HYPOXIC STRESS MECHANISMS IN RADIATION AND CHEMOTHERAPY

放射治疗和化疗中的缺氧应激机制

• 批准号: 6831609
• 负责人: BRIAN J MURPHY
• 金额: $ 36.17万
• 依托单位: SRI INTERNATIONAL
• 依托单位国家: 美国
• 财政年份: 1992
• 资助国家: 美国
• 起止时间: 1992-08-12 至 2005-11-30
• 项目状态: 已结题
• 来源: https://reporter.nih.gov/project-details/6831609
• 关键词: antineoplastics; biological signal transduction; cesium; drug resistance; hypoxia; intracellular transport; laboratory mouse; microarray technology; neoplasm /cancer chemotherapy; neoplasm /cancer genetics; neoplasm /cancer radiation therapy; neoplasm /cancer transplantation; neoplastic process; oxidation reduction reaction; phosphorylation; radiation resistance; tissue /cell culture; transcription factor

A growing body of evidence suggests that many human solid tumors contain a significant fraction of hypoxic cells which can directly affect a number of malignant phenotypes, including therapeutic resistance, sustained angiogenesis, evasion of programmed cell death, tissue invasion and metastasis, and self-sufficiency in growth signals.
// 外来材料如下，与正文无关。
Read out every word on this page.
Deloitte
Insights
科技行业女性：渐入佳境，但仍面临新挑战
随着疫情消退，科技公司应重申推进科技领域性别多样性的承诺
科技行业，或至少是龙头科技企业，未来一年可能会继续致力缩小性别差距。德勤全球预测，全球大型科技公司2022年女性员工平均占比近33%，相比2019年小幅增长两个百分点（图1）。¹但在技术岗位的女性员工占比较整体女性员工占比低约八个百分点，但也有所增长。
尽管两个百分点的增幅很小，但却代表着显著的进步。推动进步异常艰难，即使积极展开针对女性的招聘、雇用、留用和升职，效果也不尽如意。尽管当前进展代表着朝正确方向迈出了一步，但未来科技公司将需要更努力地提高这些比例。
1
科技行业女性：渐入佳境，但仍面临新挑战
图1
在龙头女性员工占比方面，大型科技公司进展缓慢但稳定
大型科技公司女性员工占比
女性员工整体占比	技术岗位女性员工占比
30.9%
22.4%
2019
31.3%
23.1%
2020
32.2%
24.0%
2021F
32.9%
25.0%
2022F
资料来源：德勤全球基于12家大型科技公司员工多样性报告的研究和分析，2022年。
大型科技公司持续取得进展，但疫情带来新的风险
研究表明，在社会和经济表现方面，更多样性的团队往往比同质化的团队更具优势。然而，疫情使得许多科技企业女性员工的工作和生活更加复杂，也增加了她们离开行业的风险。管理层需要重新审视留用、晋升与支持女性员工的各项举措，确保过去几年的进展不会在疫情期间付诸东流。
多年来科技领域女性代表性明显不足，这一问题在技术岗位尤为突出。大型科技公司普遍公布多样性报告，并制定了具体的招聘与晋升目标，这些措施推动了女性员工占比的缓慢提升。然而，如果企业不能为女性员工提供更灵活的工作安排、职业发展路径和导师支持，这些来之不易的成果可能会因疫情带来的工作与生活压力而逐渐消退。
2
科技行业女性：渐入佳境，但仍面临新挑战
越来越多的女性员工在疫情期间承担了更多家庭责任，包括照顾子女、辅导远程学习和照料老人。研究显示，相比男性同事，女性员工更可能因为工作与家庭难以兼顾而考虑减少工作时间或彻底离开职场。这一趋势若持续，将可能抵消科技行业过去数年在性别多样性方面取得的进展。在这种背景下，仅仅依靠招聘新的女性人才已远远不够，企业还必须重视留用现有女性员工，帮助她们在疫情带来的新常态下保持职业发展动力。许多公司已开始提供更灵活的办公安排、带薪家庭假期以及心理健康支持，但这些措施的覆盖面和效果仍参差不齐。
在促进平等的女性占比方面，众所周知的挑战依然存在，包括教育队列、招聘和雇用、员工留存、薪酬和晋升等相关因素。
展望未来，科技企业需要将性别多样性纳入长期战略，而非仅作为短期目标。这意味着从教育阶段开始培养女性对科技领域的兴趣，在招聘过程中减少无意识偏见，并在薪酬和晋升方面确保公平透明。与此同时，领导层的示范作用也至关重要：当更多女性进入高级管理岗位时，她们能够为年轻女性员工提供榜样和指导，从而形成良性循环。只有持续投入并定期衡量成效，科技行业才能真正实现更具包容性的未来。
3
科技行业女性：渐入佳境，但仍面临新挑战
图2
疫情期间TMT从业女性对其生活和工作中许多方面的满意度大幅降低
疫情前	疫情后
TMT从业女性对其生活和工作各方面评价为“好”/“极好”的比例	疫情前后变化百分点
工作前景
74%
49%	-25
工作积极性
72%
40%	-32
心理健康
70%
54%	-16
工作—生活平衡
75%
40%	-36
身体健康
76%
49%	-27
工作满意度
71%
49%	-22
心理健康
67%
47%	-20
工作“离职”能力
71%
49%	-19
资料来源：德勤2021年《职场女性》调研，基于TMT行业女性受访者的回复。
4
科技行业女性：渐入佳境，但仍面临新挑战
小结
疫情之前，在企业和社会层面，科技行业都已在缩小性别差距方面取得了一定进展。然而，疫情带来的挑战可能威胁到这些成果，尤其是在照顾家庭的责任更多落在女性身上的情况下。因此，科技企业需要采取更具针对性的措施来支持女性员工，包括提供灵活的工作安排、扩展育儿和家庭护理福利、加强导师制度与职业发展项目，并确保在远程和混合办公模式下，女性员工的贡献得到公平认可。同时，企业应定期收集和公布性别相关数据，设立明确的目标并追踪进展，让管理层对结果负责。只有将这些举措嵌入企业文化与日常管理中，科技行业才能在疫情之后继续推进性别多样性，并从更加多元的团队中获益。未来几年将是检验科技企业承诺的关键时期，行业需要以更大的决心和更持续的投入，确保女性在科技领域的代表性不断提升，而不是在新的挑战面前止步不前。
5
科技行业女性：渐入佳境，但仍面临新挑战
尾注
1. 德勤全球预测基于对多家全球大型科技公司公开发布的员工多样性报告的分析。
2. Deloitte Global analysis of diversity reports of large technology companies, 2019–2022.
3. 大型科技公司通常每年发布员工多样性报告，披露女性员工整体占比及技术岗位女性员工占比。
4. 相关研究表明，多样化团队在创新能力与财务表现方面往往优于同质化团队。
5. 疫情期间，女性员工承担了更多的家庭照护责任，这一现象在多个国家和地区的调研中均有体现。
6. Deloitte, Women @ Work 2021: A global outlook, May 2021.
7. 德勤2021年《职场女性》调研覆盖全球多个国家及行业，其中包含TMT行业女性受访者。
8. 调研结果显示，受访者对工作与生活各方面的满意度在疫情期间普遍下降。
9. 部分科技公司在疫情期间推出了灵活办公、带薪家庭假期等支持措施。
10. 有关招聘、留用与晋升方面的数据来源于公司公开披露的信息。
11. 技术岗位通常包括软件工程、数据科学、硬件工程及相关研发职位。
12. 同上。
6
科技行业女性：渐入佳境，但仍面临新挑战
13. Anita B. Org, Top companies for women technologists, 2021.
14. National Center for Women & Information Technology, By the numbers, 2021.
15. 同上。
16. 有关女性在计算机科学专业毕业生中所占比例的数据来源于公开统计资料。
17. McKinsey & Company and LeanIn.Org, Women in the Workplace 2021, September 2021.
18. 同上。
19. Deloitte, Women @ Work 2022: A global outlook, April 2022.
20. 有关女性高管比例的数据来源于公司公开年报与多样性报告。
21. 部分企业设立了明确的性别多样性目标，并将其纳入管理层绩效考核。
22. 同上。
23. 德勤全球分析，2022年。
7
This scenario is supported by clinical studies that correlate hypoxia with poor prognosis in a number of solid tumor types. These hypoxia-dependent phenotypic alterations are believed to involve, in part, a set of diverse hypoxic stress genes whose expression is controlled by specific hypoxia-sensitive transcription factors. The proposed research is based on the findings that the metal transcription factor-1 (MTF-1) is activated by hypoxia and that tumor expansion in hypoxic mouse fibrosarcomas requires MTF-1 expression. Furthermore, hypoxia-activated MTF-1 contributes to the development of cisplatin resistance in vitro. This ubiquitous transcription factor controls a number of hypoxic stress genes that, if overexpressed, could contribute to the development of clinically important malignant phenotypes in tumors containing transiently hypoxic microregions. The first set of studies (Aim 1) proposed in this competitive renewal is designed to clearly define the mechanisms associated with MTF-1 activation by hypoxia, including analysis of potential signaling pathways, phosphorylation events, regulation of the redox state of the MTF- 1 DNA binding domain, and nuclear translocation. Aim 2 uses microarray technology to identify other hypoxic stress genes that are controlled by MTF-1 and involves transcriptional analysis of a selected number of these MTF-dependent genes. The studies in Aim 3, utilizing both tumor xenograft and in vitro models will address the functional significance of hypoxia-mediated activation of MTF-1 in malignant progression. An understanding of these mechanisms will aid in the development of novel prognostic and therapeutic modalities, including gene therapy approaches, for solid tumors containing significant regions of recurring or transient hypoxia.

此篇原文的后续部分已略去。